​Businesses turn to hybrid cloud for pragmatism

VCE believes that the adoption of a hybrid cloud strategy is practical for enterprises, as it gives them the choice of where to place their applications.
Written by Aimee Chanthadavong, Contributor

VCE foresees that the hybrid cloud market, an area in which the storage company continues to strengthen its position, will continue to experience long-term growth.

Matt Oostveen, VCE Asia-Pacific Japan chief technology officer, argued that the reason why a hybrid cloud strategy is for the long term is because it's a "pragmatic cloud" that offers enterprises the flexibility to choose where they want to place their applications.

"It's a way of combining two independent cloud technologies. We've got the on-premise cloud, some call it a highly optimised on-premise datacentre, and we've also got public cloud. If you talk to a customer, or specifically a CIO, they don't live in a world of childish absolutes, they don't want to be all public cloud or all private cloud, they realise pragmatism is the way, and that there are certain elements from each," he said.

"What they want to do is cherry pick the very best elements from each of those, and combine them in a way that best solves the problem they're solving inside their datacentre."

VCE managing director David Barker echoed a similar view, suggesting that a hybrid cloud somewhat represents a "nirvana" for enterprises. He said that having the choice of a public cloud at hand would mean enterprises can innovate with apps born in the cloud, test them, and develop them if they're successful, or fail quickly.

Oostveen added that hybrid cloud offers enterprises economic benefits, too.

"There are some strategies that look at the cost of continuing to run the application in the cloud and then factor that against what it costs to run it on their own premise. Quite often, we see the question after failing fast is, 'Is it an application that we want to continue using?', 'Does it have enough utilisation, for example a customer base?', and 'If so, what is the economic cost of running it in the public cloud, versus bringing it on-premise?'

"We are seeing some people starting to bring some applications back on-premise, but there are some things that work really well on public cloud," he said.

VCE continues to embrace being the on-ramp for enterprises to hybrid cloud, announcing the latest series of systems. It includes hybrid cloud integration to VMware NSX, vRealise, and EMC's ViPR software-defined storage.

According to Oostveen, VCE's enhancement of its vBlock system is about meeting customer expectations to scale hybrid cloud simply, practically, and quickly.

RedHat's 2015 ANZ cloud adoption index indicated that 82 percent of Australian and New Zealand organisations have deployed some form of cloud infrastructure. Hybrid cloud is the being used by a third of all Australian and New Zealand organisations, ranking as the second most popular cloud strategy.

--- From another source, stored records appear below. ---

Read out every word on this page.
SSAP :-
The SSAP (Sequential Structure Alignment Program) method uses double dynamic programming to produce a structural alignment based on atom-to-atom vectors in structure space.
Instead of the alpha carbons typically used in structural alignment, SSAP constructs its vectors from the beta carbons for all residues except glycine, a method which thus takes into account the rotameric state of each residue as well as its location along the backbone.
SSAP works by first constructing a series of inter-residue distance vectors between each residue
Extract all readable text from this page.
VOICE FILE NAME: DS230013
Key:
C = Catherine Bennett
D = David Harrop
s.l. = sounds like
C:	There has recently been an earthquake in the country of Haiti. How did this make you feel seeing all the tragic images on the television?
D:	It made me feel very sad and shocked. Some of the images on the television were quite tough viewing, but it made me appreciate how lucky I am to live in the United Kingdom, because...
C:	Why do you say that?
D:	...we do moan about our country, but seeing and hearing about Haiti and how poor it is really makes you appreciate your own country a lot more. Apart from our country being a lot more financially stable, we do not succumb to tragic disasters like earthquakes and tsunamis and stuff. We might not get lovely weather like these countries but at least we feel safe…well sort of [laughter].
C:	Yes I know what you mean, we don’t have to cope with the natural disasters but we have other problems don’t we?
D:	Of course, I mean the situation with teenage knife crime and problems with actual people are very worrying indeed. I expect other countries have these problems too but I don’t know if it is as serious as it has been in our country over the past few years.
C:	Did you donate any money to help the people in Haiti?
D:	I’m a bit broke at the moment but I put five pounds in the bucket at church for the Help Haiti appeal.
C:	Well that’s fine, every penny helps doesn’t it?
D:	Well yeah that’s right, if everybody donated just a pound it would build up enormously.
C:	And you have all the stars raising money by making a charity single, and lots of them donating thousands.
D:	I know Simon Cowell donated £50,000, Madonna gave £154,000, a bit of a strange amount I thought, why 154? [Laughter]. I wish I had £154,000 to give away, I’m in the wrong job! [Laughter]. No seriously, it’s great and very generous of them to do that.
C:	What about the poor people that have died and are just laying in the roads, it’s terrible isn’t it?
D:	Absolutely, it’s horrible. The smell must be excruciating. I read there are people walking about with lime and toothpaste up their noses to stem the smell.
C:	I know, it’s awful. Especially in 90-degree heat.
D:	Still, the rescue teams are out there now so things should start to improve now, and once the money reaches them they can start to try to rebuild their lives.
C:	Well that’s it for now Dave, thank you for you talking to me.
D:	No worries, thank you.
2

Private cloud is the most popular, deployed by 36.7 percent of businesses, while public cloud is used "exclusively" by 12 percent of respondents.

The research also showed that New Zealand respondents favour hybrid cloud deployment at 45 percent more than Australian organisations, which prefer private cloud infrastructure.

"Private and hybrid cloud are the two most popular types of cloud, which demonstrates the need for security and control that public clouds do not deliver to the same extent," the report said.

Lee Thompson, recently appointed senior vice president and general manager of Netsuite Asia-Pacific Japan, however, argued that there is no such thing as a hybrid, public, or private cloud.

"There is only one cloud," he said.

When asked why he chose to join Netsuite following stints with companies such as Oracle, Thompson said he wanted to join a company that was a true cloud vendor.

"I've seen lots of organisations present themselves as cloud vendors, but they're the old model of hosting. All the customer is doing is outsourcing their own IT infrastructure to a third party, and that's not cloud. You can dress it up anyway you like, but that's not cloud, and it's not scalable," he said.

Thompson drew on examples of "big, cumbersome old companies" that have been trying to make the transition to become a cloud provider in the market.

"I'm not trying to be disrespectful or anything, but I look at Microsoft and I look at their marketing strategy, they call it private cloud and public cloud [and] that was because they were flat footed, they had to come up with something. You pull the covers back, and it's the old model," he said.

Looking at its Australian operations, VCE saw a year-on-year growth of 111 percent during 2013-14, an increase from 18 percent year on year recorded during 2012-13.

A majority of the growth was driven by strong penetration in the financial services industry, healthcare, and managed services, as well as scoring recent contracts with departments in state and federal governments in Australia, Barker said.